Craugastor fleischmanni
- Conservation status: Critically Endangered (IUCN 3.1)

Scientific classification
- Kingdom: Animalia
- Phylum: Chordata
- Class: Amphibia
- Order: Anura
- Family: Craugastoridae
- Genus: Craugastor
- Species: C. fleischmanni
- Binomial name: Craugastor fleischmanni (Boettger, 1892)
- Synonyms: Hylodes fleischmanni Boettger, 1892 Lithodytes euryglossus Cope, 1894 Liohyla engytympanum Günther, 1900 Eleutherodactylus fleishmanni (Boettger, 1892)

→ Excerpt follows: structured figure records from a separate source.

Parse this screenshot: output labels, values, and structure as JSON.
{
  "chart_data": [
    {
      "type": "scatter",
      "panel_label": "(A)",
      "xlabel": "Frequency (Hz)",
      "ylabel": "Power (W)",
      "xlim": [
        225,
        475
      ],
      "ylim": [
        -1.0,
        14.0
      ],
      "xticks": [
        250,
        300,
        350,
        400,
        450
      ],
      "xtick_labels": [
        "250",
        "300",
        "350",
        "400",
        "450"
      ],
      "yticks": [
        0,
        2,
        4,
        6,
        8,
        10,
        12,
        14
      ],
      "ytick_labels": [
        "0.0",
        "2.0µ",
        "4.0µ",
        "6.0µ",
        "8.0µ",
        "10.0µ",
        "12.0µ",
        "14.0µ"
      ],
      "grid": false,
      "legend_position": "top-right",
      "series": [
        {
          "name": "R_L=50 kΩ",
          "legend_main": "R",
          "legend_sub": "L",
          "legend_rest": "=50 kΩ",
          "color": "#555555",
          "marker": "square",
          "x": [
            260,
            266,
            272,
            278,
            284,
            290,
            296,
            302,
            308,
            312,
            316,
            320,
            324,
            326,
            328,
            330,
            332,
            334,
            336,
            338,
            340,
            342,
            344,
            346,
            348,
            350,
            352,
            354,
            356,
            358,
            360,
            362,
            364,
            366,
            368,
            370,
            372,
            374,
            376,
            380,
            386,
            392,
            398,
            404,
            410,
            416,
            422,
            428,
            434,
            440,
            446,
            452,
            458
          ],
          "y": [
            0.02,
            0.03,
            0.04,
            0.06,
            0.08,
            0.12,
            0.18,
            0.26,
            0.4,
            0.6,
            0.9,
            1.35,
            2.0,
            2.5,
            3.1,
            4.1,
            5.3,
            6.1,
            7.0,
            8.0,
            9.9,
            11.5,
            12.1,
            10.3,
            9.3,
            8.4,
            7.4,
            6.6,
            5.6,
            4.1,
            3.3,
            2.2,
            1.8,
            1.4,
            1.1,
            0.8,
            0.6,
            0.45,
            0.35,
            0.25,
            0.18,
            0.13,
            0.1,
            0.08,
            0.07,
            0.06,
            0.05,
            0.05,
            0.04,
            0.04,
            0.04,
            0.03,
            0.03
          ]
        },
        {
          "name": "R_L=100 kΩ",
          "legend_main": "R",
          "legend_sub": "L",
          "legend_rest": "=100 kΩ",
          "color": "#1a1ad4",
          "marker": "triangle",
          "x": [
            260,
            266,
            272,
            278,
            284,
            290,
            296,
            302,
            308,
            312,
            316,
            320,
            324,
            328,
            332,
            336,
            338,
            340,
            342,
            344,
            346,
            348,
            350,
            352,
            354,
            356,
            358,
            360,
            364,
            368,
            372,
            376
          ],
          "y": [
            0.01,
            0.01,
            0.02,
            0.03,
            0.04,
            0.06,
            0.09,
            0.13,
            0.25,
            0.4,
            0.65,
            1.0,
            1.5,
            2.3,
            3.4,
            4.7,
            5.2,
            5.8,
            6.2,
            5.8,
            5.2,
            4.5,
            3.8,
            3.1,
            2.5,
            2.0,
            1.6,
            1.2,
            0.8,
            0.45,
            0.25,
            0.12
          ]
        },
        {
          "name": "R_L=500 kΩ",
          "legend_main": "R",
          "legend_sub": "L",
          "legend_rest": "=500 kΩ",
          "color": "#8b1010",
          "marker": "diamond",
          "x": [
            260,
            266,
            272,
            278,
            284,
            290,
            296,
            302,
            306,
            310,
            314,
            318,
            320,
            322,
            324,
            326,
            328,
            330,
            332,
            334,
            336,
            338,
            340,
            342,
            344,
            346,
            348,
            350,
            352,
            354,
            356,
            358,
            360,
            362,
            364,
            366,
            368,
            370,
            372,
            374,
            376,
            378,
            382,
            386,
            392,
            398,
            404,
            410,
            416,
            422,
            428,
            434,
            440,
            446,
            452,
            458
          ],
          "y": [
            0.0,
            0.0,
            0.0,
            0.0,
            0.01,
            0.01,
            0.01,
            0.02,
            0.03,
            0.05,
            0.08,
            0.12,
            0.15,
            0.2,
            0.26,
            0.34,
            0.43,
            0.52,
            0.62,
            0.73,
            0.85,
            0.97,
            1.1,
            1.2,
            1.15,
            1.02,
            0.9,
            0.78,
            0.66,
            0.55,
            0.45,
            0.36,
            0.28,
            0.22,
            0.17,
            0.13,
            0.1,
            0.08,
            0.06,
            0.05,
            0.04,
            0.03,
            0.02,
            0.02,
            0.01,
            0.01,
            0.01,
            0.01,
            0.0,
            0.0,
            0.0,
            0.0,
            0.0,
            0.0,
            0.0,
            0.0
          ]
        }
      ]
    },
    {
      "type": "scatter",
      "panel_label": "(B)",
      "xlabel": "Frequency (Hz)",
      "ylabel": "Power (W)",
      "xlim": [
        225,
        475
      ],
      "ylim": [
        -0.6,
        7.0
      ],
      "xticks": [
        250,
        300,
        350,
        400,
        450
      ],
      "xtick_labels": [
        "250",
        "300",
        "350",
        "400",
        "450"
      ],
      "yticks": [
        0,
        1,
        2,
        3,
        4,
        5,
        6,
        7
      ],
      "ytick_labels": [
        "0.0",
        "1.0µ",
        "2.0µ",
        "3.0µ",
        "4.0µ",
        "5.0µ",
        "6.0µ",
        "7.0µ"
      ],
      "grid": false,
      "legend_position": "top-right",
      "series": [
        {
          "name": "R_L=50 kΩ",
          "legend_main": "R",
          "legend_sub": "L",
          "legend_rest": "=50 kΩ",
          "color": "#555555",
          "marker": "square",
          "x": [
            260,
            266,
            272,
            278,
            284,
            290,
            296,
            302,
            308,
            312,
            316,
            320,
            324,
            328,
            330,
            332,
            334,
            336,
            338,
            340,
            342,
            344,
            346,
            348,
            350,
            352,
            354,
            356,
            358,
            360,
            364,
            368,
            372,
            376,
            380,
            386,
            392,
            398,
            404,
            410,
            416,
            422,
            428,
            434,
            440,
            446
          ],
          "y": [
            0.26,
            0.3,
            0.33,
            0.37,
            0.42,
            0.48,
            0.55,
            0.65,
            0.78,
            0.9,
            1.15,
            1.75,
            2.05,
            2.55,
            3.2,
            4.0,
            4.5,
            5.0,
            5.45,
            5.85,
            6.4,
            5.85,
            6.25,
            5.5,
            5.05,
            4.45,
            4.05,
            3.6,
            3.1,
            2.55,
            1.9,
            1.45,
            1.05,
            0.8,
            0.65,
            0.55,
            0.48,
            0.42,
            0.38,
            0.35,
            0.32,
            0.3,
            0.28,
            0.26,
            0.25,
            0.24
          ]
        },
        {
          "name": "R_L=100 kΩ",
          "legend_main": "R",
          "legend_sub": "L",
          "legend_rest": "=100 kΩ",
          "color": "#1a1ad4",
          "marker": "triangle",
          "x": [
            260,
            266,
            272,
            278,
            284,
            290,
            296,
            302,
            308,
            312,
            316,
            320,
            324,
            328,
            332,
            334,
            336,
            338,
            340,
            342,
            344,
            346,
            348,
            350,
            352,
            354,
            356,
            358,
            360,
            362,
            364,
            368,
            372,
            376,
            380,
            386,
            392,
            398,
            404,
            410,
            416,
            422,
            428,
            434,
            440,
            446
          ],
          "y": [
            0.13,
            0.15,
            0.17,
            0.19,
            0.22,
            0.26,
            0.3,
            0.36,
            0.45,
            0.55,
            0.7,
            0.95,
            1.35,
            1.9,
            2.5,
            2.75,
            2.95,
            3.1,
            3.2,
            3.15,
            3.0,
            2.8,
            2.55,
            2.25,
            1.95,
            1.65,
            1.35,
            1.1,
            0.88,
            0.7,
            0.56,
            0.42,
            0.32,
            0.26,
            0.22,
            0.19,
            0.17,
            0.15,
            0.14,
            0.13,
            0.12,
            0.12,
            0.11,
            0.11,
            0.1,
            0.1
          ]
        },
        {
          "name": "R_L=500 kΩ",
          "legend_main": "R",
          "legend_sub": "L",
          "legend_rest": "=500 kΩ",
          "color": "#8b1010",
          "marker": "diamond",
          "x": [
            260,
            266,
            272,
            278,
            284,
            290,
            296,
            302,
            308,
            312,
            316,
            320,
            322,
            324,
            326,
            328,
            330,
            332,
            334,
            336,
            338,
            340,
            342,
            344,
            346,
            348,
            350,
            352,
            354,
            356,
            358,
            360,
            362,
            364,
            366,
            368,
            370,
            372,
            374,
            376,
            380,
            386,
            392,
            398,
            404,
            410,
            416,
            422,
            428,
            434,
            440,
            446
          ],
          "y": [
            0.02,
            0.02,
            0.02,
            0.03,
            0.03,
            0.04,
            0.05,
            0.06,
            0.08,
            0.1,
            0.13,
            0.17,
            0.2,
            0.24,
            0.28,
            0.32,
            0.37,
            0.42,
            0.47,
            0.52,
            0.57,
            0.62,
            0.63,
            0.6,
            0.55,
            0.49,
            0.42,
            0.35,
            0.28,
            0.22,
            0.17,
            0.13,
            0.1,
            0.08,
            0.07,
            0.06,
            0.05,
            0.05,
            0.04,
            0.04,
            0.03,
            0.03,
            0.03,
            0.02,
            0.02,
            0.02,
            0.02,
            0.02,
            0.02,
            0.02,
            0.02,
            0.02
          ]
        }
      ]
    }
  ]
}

= Craugastor fleischmanni =

- Authority: (Boettger, 1892)
- Conservation status: CR
- Synonyms: Hylodes fleischmanni Boettger, 1892, Lithodytes euryglossus Cope, 1894, Liohyla engytympanum Günther, 1900, Eleutherodactylus fleishmanni (Boettger, 1892)

Species of frog

Craugastor fleischmanni is a species of frog in the family Craugastoridae. It is endemic to Costa Rica where it has been found on the Meseta Central Oriental and Occidental, the Pacific slopes of the Barva and Poás Volcanos, the Atlantic slopes of the Irazú and Turrialba Volcanos, and on the Cordillera de Talamanca. Common name Fleischmann's robber frog has been suggested for this species.

==Etymology==
The specific name fleischmanni honors Carl Fleischmann, a collector active in Costa Rica in the 1890s.

==Description==
Males grow to 45 mm and females to 72 mm in snout–vent length. Adult males have vocal slits and nuptial pads.

==Habitat and conservation==
Its natural habitats are premontane and lower montane wet forests at elevations of 1050–2286 m above sea level. It has been found along streams at both pristine and moderately disturbed sites. Reproduction takes place in stream margins; the development is direct (i.e., without free-living tadpole stage).

The species has declined in the late 20th century. After extensive searches in 1987–2009 when no specimen was found, a single individual was recorded from the headwaters of Rio Ciruelas in 2010. As of 2013, there are no further confirmed records. The reasons for this decline are unclear but both chytridiomycosis and climate change might have been at play. Historically it occurred in the Tapantí National Park and in other protected areas.